Synergistic electronic-topological strategy enables spatiotemporal control of covalent adaptable networks

Covalent adaptable networks (CANs) hold considerable promise for combining the advantages of thermosets and thermoplastics. However, their use in high-speed melt spinning is restricted by insufficient dynamic bond reactivity at processing temperatures and the mismatch between network rearrangement kinetics and industrial requirements. Here, we establish a spatiotemporally regulated platform based on internally catalyzed oxime-urethane chemistry within a four-arm cross-linking topology. Neighboring urea groups provide internal catalysis that greatly accelerates oxime-urethane dissociation at 110°C, improving melt fluidity. During extrusion, the slight temperature drop rapidly drives bond recombination within the four-arm topology, while hydrogen bonds deliver immediate reinforcement to retain melt strength.

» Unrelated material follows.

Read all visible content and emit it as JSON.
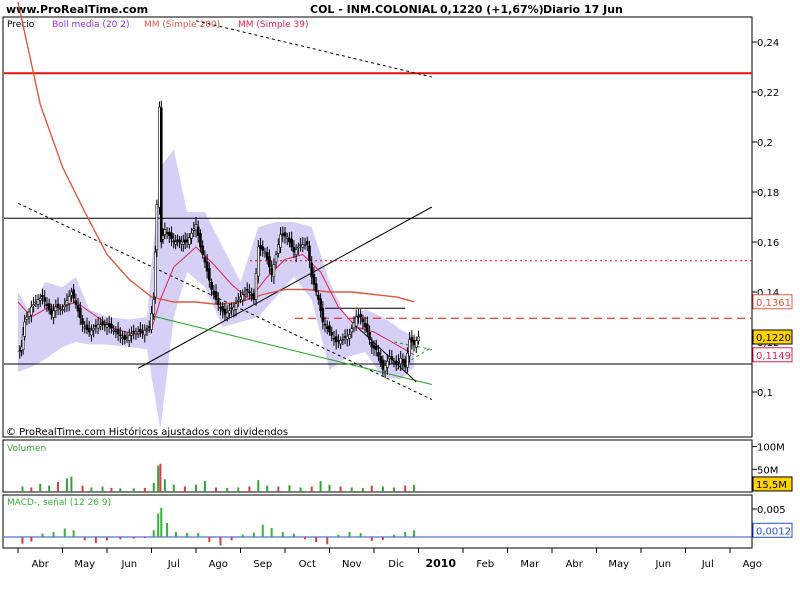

This synergistic design enables continuous melt spinning at 100 meters per minute over a short 10-centimeter distance. The resulting fibers combine high mechanical performance (tensile strength: 261.7 megapascals; toughness: 630.1 megajoules per cubic meter) with excellent stretchability, self-healing, and recyclability. This molecular engineering approach overcomes the processing-performance tradeoff in CANs, offering a scalable pathway toward high-performance, sustainable polymers for industrial manufacturing.